October 26, 2015   |   Cassius Methyl
October 26, 2015
(ANTIMEDIA) Beirut, Lebanon — One of Saudi Arabia’s largest drug smuggling attempts has been foiled in Lebanon. According to a Lebanese official, authorities seized two tons of the amphetamine fenethylline before it reached the private jet of a Saudi prince Abd al-Muhsen bin Walid bin Abd al-Aziz Al Saud.
Speaking on the condition of anonymity, the official said the prince and four others were detained on Monday. According to the Guardian, fenethylline pills are prolific in Middle Eastern regions plagued by war, such as Syria, and are popular with ISIS fighters. The drug is often referred to as a “gateway drug.”
Although the Middle East is more traditionally known for opium, the United Nations Office of Drugs and Crime says use of amphetamines is on the rise in the region.
The U.N. office says Saudi Arabia, Jordan, and Syria account for more than 55% of all amphetamines seized worldwide.
The drug smuggling attempt is the latest story in a slew of bad press for Saudi Arabia.
Another Saudi prince was recently accused of sexually assaulting three women in a Beverly Hills mansion.
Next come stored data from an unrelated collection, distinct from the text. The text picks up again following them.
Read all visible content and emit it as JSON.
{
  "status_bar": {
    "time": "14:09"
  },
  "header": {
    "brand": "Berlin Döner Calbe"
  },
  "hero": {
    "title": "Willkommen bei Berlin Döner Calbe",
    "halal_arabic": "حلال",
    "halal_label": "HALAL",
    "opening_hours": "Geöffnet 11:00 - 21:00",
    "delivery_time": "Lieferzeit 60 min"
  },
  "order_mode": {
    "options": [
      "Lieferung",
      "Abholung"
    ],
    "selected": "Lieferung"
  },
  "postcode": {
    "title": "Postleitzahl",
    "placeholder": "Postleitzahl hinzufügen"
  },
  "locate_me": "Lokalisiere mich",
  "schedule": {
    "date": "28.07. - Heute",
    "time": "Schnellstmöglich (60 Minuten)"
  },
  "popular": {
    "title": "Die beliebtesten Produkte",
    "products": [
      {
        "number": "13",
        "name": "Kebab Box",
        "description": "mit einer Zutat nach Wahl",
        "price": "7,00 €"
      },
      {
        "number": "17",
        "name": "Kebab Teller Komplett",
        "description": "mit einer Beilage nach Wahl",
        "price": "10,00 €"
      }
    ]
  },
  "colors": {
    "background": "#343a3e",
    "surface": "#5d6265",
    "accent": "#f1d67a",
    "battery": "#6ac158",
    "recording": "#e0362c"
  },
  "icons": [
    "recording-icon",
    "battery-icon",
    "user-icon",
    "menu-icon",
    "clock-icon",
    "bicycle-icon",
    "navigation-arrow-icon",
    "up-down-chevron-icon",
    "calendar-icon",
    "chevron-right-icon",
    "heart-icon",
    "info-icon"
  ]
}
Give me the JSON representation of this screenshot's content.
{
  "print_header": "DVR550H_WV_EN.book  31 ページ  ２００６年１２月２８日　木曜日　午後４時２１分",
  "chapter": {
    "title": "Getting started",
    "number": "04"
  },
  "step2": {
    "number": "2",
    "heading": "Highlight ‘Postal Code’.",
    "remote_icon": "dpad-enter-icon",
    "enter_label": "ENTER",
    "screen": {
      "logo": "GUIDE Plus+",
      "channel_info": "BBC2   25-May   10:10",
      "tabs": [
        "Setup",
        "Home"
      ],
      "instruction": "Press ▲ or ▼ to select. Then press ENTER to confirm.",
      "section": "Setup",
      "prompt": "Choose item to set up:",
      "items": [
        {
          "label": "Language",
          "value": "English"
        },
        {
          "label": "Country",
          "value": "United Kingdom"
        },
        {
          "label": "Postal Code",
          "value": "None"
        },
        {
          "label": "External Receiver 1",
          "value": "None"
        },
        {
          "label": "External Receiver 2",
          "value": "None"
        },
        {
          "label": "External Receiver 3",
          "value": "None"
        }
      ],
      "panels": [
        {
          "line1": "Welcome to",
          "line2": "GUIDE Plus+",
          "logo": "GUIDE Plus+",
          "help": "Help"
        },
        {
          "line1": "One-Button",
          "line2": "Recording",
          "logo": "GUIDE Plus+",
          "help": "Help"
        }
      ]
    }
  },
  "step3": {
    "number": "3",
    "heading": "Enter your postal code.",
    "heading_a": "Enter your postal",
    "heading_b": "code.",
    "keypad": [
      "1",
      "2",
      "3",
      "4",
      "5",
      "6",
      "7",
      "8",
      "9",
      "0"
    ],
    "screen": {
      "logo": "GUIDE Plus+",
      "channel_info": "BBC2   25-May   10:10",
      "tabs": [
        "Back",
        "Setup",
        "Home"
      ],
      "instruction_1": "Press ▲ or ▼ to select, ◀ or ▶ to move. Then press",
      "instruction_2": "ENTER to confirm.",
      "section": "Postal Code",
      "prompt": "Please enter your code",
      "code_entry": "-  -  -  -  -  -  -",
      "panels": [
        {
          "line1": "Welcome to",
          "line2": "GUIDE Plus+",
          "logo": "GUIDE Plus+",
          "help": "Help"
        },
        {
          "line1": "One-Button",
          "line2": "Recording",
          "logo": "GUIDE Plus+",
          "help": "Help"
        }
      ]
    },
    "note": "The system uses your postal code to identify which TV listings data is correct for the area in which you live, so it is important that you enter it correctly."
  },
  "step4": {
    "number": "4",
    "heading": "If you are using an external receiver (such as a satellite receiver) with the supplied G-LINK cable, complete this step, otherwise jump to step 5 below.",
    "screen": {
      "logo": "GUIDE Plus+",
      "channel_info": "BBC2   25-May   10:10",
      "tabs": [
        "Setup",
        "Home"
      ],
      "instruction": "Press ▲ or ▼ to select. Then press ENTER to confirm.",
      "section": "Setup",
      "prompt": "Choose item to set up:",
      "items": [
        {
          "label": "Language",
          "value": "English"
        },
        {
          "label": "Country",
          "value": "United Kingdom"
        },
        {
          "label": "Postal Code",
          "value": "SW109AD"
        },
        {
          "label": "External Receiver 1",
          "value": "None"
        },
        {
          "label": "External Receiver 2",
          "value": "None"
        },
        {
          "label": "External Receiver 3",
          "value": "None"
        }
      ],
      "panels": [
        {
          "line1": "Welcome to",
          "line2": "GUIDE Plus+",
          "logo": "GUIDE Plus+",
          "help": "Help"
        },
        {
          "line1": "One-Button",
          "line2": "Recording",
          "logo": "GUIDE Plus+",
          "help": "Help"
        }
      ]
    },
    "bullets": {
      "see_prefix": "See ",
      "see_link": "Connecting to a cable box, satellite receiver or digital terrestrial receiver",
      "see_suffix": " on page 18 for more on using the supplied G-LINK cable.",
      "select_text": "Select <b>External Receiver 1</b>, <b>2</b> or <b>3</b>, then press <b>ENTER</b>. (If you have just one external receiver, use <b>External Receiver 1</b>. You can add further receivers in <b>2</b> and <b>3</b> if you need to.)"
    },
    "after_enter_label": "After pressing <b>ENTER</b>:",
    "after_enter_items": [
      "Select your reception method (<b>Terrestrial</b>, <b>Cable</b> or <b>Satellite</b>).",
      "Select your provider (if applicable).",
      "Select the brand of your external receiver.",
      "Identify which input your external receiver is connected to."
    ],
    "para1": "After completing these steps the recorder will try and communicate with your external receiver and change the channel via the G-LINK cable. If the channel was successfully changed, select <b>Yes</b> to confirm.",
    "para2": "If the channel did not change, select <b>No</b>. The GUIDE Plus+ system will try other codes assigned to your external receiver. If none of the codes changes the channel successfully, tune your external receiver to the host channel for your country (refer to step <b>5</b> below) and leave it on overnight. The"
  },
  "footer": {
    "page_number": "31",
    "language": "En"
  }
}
Presumably protected by association with the United States’ strongest ally in the Middle East, he was allowed to walk with impunity after being briefly arrested and posting bail.
As rumors persist that the CIA is aiding the opium trade in Afghanistan, news of the powerful U.S. ally smuggling amphetamines into other Middle Eastern nations only further discredits the official narrative about Western interests in the region.